We rounded up the most interesting facts on the history of air purification to see how concerns over indoor air quality have evolved over the years.
- Egyptian historians have found evidence of modern social attitudes toward indoor air quality dating back to 1500 B.C. Burroughs and Hansen)
- The first air purification systems appeared in the 1850s in the form of charcoal-based masks worn by coal miners. (IQAir)
- Modern ventilation technology began with the development of high-efficiency particulate arrestance (HEPA) in the 1940s, as part of an effort to shield soldiers from atomic radiation during World War II. (IQAir)

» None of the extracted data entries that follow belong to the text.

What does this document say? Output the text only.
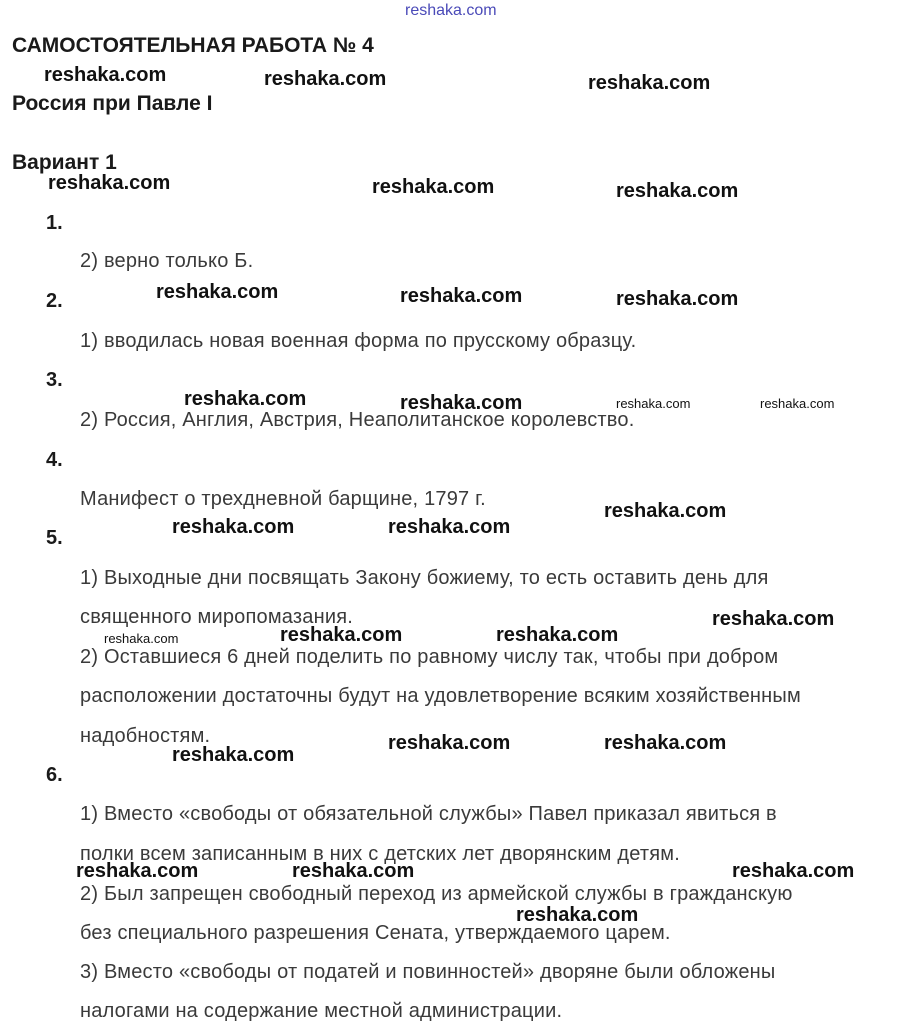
reshaka.com
САМОСТОЯТЕЛЬНАЯ РАБОТА № 4
Россия при Павле I
Вариант 1
1.
2) верно только Б.
2.
1) вводилась новая военная форма по прусскому образцу.
3.
2) Россия, Англия, Австрия, Неаполитанское королевство.
4.
Манифест о трехдневной барщине, 1797 г.
5.
1) Выходные дни посвящать Закону божиему, то есть оставить день для
священного миропомазания.
2) Оставшиеся 6 дней поделить по равному числу так, чтобы при добром
расположении достаточны будут на удовлетворение всяким хозяйственным
надобностям.
6.
1) Вместо «свободы от обязательной службы» Павел приказал явиться в
полки всем записанным в них с детских лет дворянским детям.
2) Был запрещен свободный переход из армейской службы в гражданскую
без специального разрешения Сената, утверждаемого царем.
3) Вместо «свободы от податей и повинностей» дворяне были обложены
налогами на содержание местной администрации.
reshaka.com	reshaka.com	reshaka.com
reshaka.com	reshaka.com	reshaka.com
reshaka.com	reshaka.com	reshaka.com
reshaka.com	reshaka.com	reshaka.com	reshaka.com
reshaka.com
reshaka.com	reshaka.com
reshaka.com
reshaka.com	reshaka.com	reshaka.com
reshaka.com	reshaka.com
reshaka.com
reshaka.com	reshaka.com	reshaka.com
reshaka.com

- Workplace standards for indoor air quality are roughly three decades old — OSHA first announced its intention to regulate indoor air quality in April 1994. (Burroughs and Hansen)
9 Authoritative Air Quality Reports You Should Read
COVID-19 is not the first time indoor air quality became a hot topic in the research world. Environmental regulations in the 1970s and concerns over ambient air pollution in the wake of the September 11th terrorist attacks both inspired new research in the field, resulting in a number of new insights and landmark studies on indoor quality.

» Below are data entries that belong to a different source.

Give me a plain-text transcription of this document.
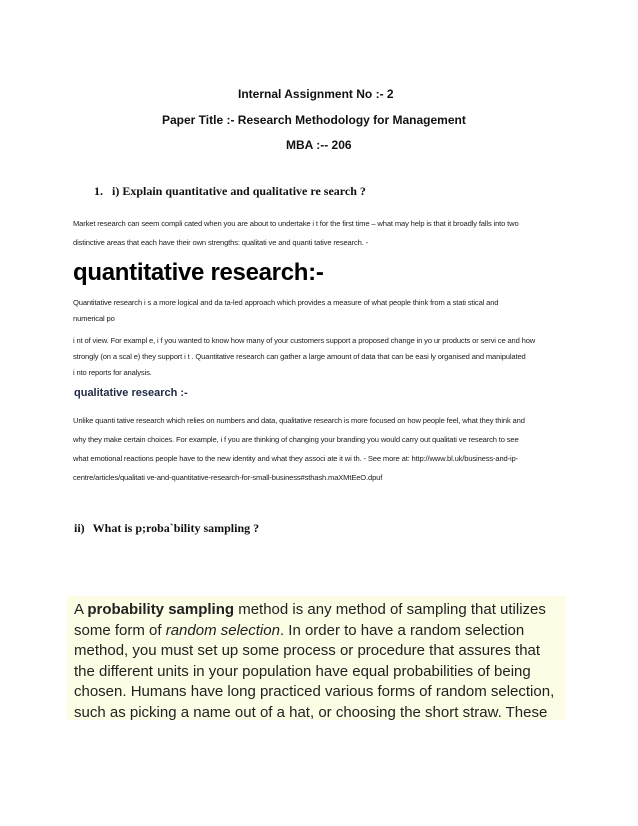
Internal Assignment No :- 2

Paper Title :- Research Methodology for Management

MBA :-- 206

1. i) Explain quantitative and qualitative re search ?

Market research can seem compli cated when you are about to undertake i t for the first time – what may help is that it broadly falls into two
distinctive areas that each have their own strengths: qualitati ve and quanti tative research. -

quantitative research:-

Quantitative research i s a more logical and da ta-led approach which provides a measure of what people think from a stati stical and
numerical po
i nt of view. For exampl e, i f you wanted to know how many of your customers support a proposed change in yo ur products or servi ce and how
strongly (on a scal e) they support i t . Quantitative research can gather a large amount of data that can be easi ly organised and manipulated
i nto reports for analysis.

qualitative research :-

Unlike quanti tative research which relies on numbers and data, qualitative research is more focused on how people feel, what they think and
why they make certain choices. For example, i f you are thinking of changing your branding you would carry out qualitati ve research to see
what emotional reactions people have to the new identity and what they associ ate it wi th. - See more at: http://www.bl.uk/business-and-ip-
centre/articles/qualitati ve-and-quantitative-research-for-small-business#sthash.maXMtEeO.dpuf

ii) What is p;roba`bility sampling ?

A probability sampling method is any method of sampling that utilizes
some form of random selection. In order to have a random selection
method, you must set up some process or procedure that assures that
the different units in your population have equal probabilities of being
chosen. Humans have long practiced various forms of random selection,
such as picking a name out of a hat, or choosing the short straw. These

To help you stay informed, we rounded up some of the most authoritative air quality reports you should read.
- Indoor Particulate Matter (EPA)
- The Inside Story: A Guide to Indoor Air Quality (EPA)
- Air Cleaners and Air Filters in the Home (EPA)
- Care for Your Air: A Guide to Indoor Air Quality (EPA)
- Guide to Air Cleaners in the Home (EPA)
- Indoor Air Quality and Health Outcomes in Employees Working from Home during the COVID-19 Pandemic: A Pilot Study
- Measurement of Ultrafine Particles and Other Air Pollutants Emitted by Cooking Activities
- Indoor Air Pollution, Related Human Diseases, and Recent Trends in the Control and Improvement of Indoor Air Quality
- Overview of HOMEChem: House Observations of Microbial and Environmental Chemistry
A Cleaner Future
Concerns over indoor air quality are not new. Historians speculate that early humans likely struggled to contain combustion contamination from fires in caves, and have found notations documenting the effects of airborne dust on health dating back thousands of years.
While the dwellings have changed since antiquity, the basic facts around indoor air quality have not. Indoor spaces are complex habitats, consisting of a physical building, environmental setting, HVAC system, and air pathways, as well as occupants and their activities. COVID-19 has made apparent the lack of proper ventilation infrastructure in public and private buildings, but has also placed air quality issues at the center of the public health conversation. As indoor air quality becomes more relevant, staying informed becomes all the more important.